Currently, clavulanate is not commercially available, except in combination with β-lactam antibiotics, such as amoxicillin. This combination of clavulanate and amoxicillin has been used against other types of bacteria to inhibit β-lactamase activity and make β-lactams more effective. But it has rarely been used against TB, which is why the β-lactamase inhibitor/β-lactam approach had not been comprehensively analyzed until now.
NIAID researcher Clifton E. Barry, III, PhD, a co-author of the new paper, is leading plans to launch a phase two clinical study of the clavulanate potassium-meropenem drug combination in South Korea by the end of 2009 involving approximately 100 TB patients. NIAID investigators are currently working with manufacturers to provide the drugs needed for the trial.
Additionally, as part of a joint collaboration between Montefiore Medical Center, the University Hospital and Academic Medical Center for Albert Einstein College of Medicine, and the Nelson Mandela School of Medicine in Durban, South Africa, a separate trial slated for 2009 will test the potency of the drug combination in a smaller number of TB patients. If the results are successful and funding is available, a trial involving a larger number of XDR-TB patients will be conducted. Montefiore researchers chose South Africa for the clinical studies because of its disproportionately high number of XDR-TB cases. In some areas of South Africa, one in four TB cases is extensively drug resistant.
“We see tremendous potential for treating not only XDR-TB cases, but also routine TB cases,” said Brian Currie, MD, MPH, assistant dean for clinical research, and professor of medicine and of clinical epidemiology and population health at Einstein. Currie is also vice president and medical director for research at Montefiore. He will serve as U.S. leader for the planned clinical studies in Durban.

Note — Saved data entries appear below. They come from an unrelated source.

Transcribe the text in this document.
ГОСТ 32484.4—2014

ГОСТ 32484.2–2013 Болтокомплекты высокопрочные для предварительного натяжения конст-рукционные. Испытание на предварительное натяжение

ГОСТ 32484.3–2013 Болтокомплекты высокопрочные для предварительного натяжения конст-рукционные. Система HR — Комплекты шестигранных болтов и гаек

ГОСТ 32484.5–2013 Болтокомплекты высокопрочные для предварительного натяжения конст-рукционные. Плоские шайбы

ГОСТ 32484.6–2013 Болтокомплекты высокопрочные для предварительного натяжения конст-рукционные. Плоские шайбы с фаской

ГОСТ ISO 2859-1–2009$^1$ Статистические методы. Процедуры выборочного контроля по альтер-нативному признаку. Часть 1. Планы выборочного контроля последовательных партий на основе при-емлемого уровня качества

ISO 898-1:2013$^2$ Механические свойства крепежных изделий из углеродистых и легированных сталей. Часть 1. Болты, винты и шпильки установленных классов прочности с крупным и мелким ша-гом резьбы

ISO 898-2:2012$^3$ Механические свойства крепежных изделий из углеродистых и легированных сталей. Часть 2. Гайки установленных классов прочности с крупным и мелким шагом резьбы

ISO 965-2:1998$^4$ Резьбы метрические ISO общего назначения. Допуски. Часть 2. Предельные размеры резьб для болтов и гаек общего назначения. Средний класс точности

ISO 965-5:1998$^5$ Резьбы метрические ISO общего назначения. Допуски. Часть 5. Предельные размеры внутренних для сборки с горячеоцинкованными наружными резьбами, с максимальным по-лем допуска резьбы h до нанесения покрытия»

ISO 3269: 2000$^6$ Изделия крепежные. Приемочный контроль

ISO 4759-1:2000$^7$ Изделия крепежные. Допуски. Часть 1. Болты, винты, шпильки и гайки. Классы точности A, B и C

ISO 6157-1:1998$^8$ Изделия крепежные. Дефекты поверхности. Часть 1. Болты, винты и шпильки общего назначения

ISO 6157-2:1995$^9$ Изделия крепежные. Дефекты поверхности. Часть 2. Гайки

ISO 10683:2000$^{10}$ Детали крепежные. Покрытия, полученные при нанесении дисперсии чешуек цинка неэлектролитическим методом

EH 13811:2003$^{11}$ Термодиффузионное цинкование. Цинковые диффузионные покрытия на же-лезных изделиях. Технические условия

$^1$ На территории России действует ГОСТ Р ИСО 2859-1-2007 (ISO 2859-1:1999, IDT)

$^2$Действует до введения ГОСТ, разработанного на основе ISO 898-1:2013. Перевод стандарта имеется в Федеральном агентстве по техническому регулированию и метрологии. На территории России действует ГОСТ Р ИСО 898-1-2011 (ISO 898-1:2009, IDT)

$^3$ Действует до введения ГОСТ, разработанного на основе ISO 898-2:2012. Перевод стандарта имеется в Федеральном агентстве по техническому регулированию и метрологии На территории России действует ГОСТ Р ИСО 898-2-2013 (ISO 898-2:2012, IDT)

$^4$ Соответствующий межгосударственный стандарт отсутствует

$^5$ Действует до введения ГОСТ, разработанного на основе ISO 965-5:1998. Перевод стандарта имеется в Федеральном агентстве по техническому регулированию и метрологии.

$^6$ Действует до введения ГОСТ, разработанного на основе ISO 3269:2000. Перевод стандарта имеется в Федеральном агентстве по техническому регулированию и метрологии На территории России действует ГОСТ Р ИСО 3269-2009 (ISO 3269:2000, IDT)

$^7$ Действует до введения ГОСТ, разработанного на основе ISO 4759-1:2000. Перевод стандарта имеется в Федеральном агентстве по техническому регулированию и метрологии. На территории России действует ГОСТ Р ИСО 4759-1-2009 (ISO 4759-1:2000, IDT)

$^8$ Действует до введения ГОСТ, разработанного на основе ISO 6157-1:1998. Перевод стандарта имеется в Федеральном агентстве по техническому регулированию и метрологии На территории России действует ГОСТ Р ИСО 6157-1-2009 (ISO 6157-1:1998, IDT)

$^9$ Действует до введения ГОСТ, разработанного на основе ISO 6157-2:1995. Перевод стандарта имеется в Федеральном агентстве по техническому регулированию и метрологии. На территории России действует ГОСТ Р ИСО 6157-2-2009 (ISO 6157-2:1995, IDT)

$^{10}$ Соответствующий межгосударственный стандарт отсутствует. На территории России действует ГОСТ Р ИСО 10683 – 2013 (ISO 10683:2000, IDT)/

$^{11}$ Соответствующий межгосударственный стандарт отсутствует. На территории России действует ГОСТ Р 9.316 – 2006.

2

With the hope that the meropenem/clavulanate combination proves highly effective in the planned clinical trials, Einstein has filed a patent application on this novel TB treatment method as an incentive for commercial drug manufacturers to support expanded clinical trials and to develop with Einstein an improved combination clavulanate-β-lactam drug formulation that may be optimized for routine use in TB treatment.
The research and clinical components of these studies will help fulfill the mission of a $22 million Clinical and Translational Science Award given to Einstein and Montefiore by the NationalCenter for Research Resources of the NIH in 2008. The grant supports the new Einstein-Montefiore Institute for Clinical and Translational Research (ICTR) whose goal is to collaboratively expedite the transfer of research discoveries to patient care.